Reputation: 985
I've never used AEM and another team is in charge of the deployment, but the workflow that's been put in place seems to be needlessly complex so I wanted to get some confirmation from people who have used it before. We have a very simple website of three pages, written in HTML (along with CSS for formatting and some simple JS to handle button clicks and other events). Everytime we need to deploy it through AEM to make use of their analytics, that HTML has to be converted to XML and put into .content.xml and all the special characters replaced (< becomes & lt;, " becomes & quot; etc), the head and body tags removed so you can split your html into sections and put them in the content.xml into "body=" and "head=".

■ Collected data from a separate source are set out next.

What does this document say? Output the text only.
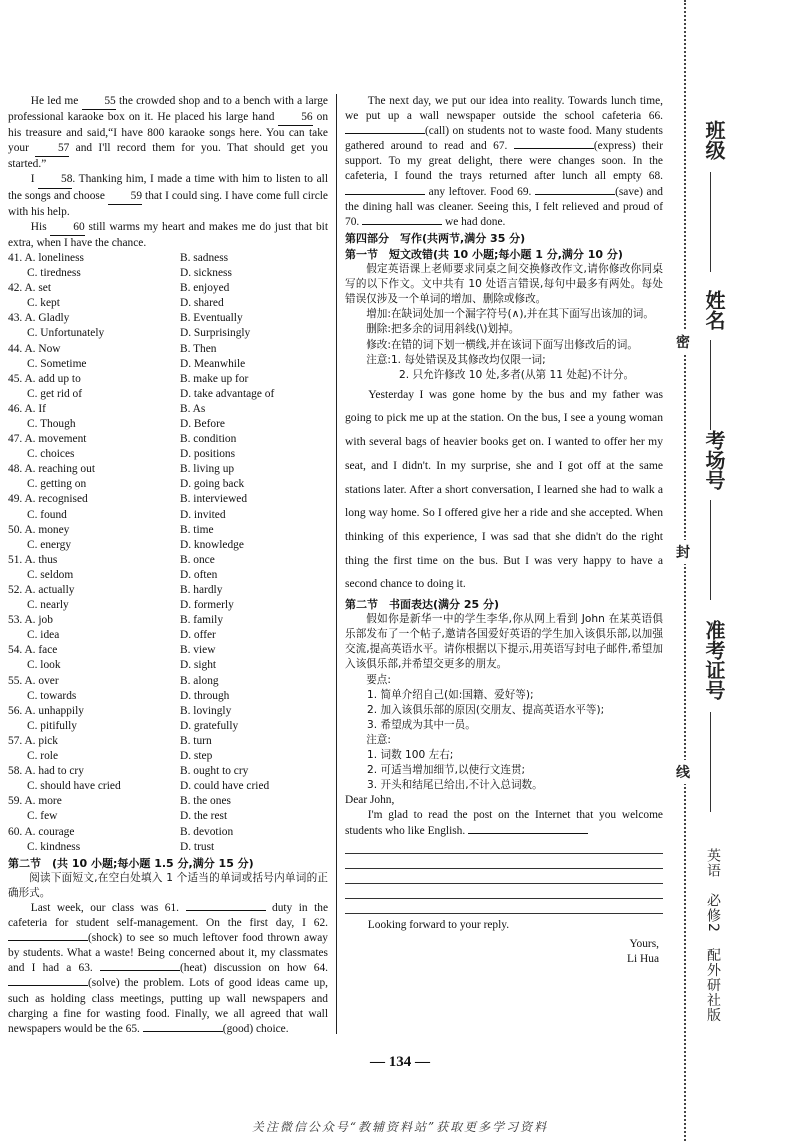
He led me 55 the crowded shop and to a bench with a large professional karaoke box on it. He placed his large hand 56 on his treasure and said,“I have 800 karaoke songs here. You can take your	57 and I'll record them for you. That should get you started.”

I 58. Thanking him, I made a time with him to listen to all the songs and choose 59 that I could sing. I have come full circle with his help.

His 60 still warms my heart and makes me do just that bit extra, when I have the chance.

41. A. loneliness	B. sadness
C. tiredness	D. sickness
42. A. set	B. enjoyed
C. kept	D. shared
43. A. Gladly	B. Eventually
C. Unfortunately	D. Surprisingly
44. A. Now	B. Then
C. Sometime	D. Meanwhile
45. A. add up to	B. make up for
C. get rid of	D. take advantage of
46. A. If	B. As
C. Though	D. Before
47. A. movement	B. condition
C. choices	D. positions
48. A. reaching out	B. living up
C. getting on	D. going back
49. A. recognised	B. interviewed
C. found	D. invited
50. A. money	B. time
C. energy	D. knowledge
51. A. thus	B. once
C. seldom	D. often
52. A. actually	B. hardly
C. nearly	D. formerly
53. A. job	B. family
C. idea	D. offer
54. A. face	B. view
C. look	D. sight
55. A. over	B. along
C. towards	D. through
56. A. unhappily	B. lovingly
C. pitifully	D. gratefully
57. A. pick	B. turn
C. role	D. step
58. A. had to cry	B. ought to cry
C. should have cried	D. could have cried
59. A. more	B. the ones
C. few	D. the rest
60. A. courage	B. devotion
C. kindness	D. trust
第二节　(共 10 小题;每小题 1.5 分,满分 15 分)

阅读下面短文,在空白处填入 1 个适当的单词或括号内单词的正确形式。

Last week, our class was 61.	duty in the cafeteria for student self-management. On the first day, I 62. (shock) to see so much leftover food thrown away by students. What a waste! Being concerned about it, my classmates and I had a 63.	(heat) discussion on how 64. (solve) the problem. Lots of good ideas came up, such as holding class meetings, putting up wall newspapers and charging a fine for wasting food. Finally, we all agreed that wall newspapers would be the 65.	(good) choice.

The next day, we put our idea into reality. Towards lunch time, we put up a wall newspaper outside the school cafeteria 66. (call) on students not to waste food. Many students gathered around to read and 67.	(express) their support. To my great delight, there were changes soon. In the cafeteria, I found the trays returned after lunch all empty 68.  any leftover. Food 69.	(save) and the dining hall was cleaner. Seeing this, I felt relieved and proud of 70.	we had done.

第四部分　写作(共两节,满分 35 分)
第一节　短文改错(共 10 小题;每小题 1 分,满分 10 分)

假定英语课上老师要求同桌之间交换修改作文,请你修改你同桌写的以下作文。文中共有 10 处语言错误,每句中最多有两处。每处错误仅涉及一个单词的增加、删除或修改。

增加:在缺词处加一个漏字符号(∧),并在其下面写出该加的词。

删除:把多余的词用斜线(\)划掉。

修改:在错的词下划一横线,并在该词下面写出修改后的词。

注意:1. 每处错误及其修改均仅限一词;

2. 只允许修改 10 处,多者(从第 11 处起)不计分。

Yesterday I was gone home by the bus and my father was going to pick me up at the station. On the bus, I see a young woman with several bags of heavier books get on. I wanted to offer her my seat, and I didn't. In my surprise, she and I got off at the same stations later. After a short conversation, I learned she had to walk a long way home. So I offered give her a ride and she accepted. When thinking of this experience, I was sad that she didn't do the right thing the first time on the bus. But I was very happy to have a second chance to doing it.

第二节　书面表达(满分 25 分)

假如你是新华一中的学生李华,你从网上看到 John 在某英语俱乐部发布了一个帖子,邀请各国爱好英语的学生加入该俱乐部,以加强交流,提高英语水平。请你根据以下提示,用英语写封电子邮件,希望加入该俱乐部,并希望交更多的朋友。

要点:

1. 简单介绍自己(如:国籍、爱好等);
2. 加入该俱乐部的原因(交朋友、提高英语水平等);
3. 希望成为其中一员。

注意:

1. 词数 100 左右;
2. 可适当增加细节,以使行文连贯;
3. 开头和结尾已给出,不计入总词数。

Dear John,

I'm glad to read the post on the Internet that you welcome students who like English.

Looking forward to your reply.

Yours,

Li Hua

— 134 —
关注微信公众号“教辅资料站”获取更多学习资料
班级
姓名
密
考场号
封
准考证号
线
英语　必修2　配外研社版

It's not the end of the world, since if those steps are consistent at least a script can do it, but can AEM actually not handle HTML? That seems ridiculous for something meant to handle web analytics (I can't think of anyone that actually builds websites XML first). I'm sincerely hoping the person deploying just isn't aware of all of the features or something.
Upvotes: 0
Views: 921
Reputation: 1176
The quick and dirty answer is: AEM is a CMS that can generate many formats including html, json, ...
But you are trying to import html and add stuff to it.
From my point of view, the whole content generation and enrichment process you describe sound like a real hack. Why would you import html in AEM? And no, you do not have to convert it into xml, you can just use REST or java APIs to add content (not html) into the repository.